Key specimens are photographed with a Leica MZ12.5 stereomicroscope equipped with a digital camera. Images are processed using QCapturePro 6.0. For every new specimen and after any modification to the microscope, light and white balance are adjusted. A black background is chosen to increase contrast. Because many of the specimens are teeth, one magnification is used for as many as possible (magn. 1.6 x 10). Adjustments are only made for conodont elements (magn. 4.0 x 10), fish teeth (magn. 4.0 x 10) and specimens that are very large, like sphenodontian jaws (magn. 1.0 x 10).
Measurements are made under the microscope using the built-in measuring device as well as a scale photographed beside the fossil. Measuring teeth is difficult. Tooth height is measured by placing the tooth with the base as horizontal as possible, before measuring the vertical line from the highest portion (tip if present) to the base. Tooth width is the width of the crown at its broadest part.
Identifying specimens and determining faunal composition
In most studies, thousands, sometimes tens of thousands, of specimens are processed and sorted. They are separated into teeth, bones and bone shards from fishes and reptiles, as appropriate. Often the numerous bone shards are beyond recognition.
Microvertebrate collections readily provide information on the relative proportions of the taxa.
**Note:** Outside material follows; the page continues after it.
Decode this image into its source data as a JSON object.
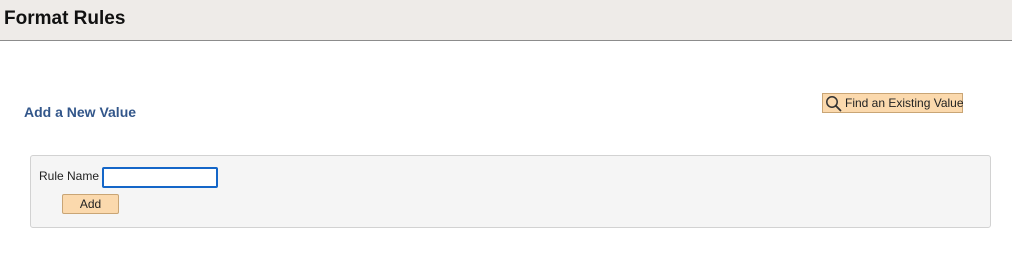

However, this can be difficult to achieve. Normally, the reworked, older materials are first discarded. Then, decisions are made about how to quantify numbers when some taxa (e.g. archosaurs) are represented by isolated teeth, whereas others (e.g. sphenodontians) are represented mainly by partial jaws to which the teeth are firmly fused. The same is true of fish teeth, where some teeth are simple and usually complete, whereas others may be complex, multicusped structures, and often represented by partial fragments.
Apart from the variable completeness of individual specimens, and their relationship to potential numbers of animals, there are also the problems of numbers of parts and shedding. Simply counting isolated teeth may not reflect true proportions of their owners in the original fauna if different animals have different numbers of teeth or scales. Further, some such as sharks readily shed numerous teeth during their lives, whereas others may have produced far fewer teeth in the same time.
How it works
The project 'At the feet of the dinosaurs' is linked to the Bristol Dinosaur Project and offers students a chance to experience real research. Each student is assigned a site, does field work, works through the fossil collection, identifies specimens, and writes and illustrates the paper.
The work stretches the abilities of the students, encouraging them to think critically about what they are doing, and what they read, to query earlier accounts, identify new stories worth investigating, and to have the persistence to complete an independent project. At first, in reviewing a collection of hundreds or thousands of microvertebrate fossils, it may seem impossible to make sense of what is there. The students learn to identify different morphotypes, sort out the materials into categories, and then to engage with the published literature and established experts to determine the identities of their bones, teeth, and scales.
The tricky part is then to make sense of what they have found. What's new? Does my collection illustrate something that has only been suspected before? How does the site compare with others? Does it illuminate some regional pattern?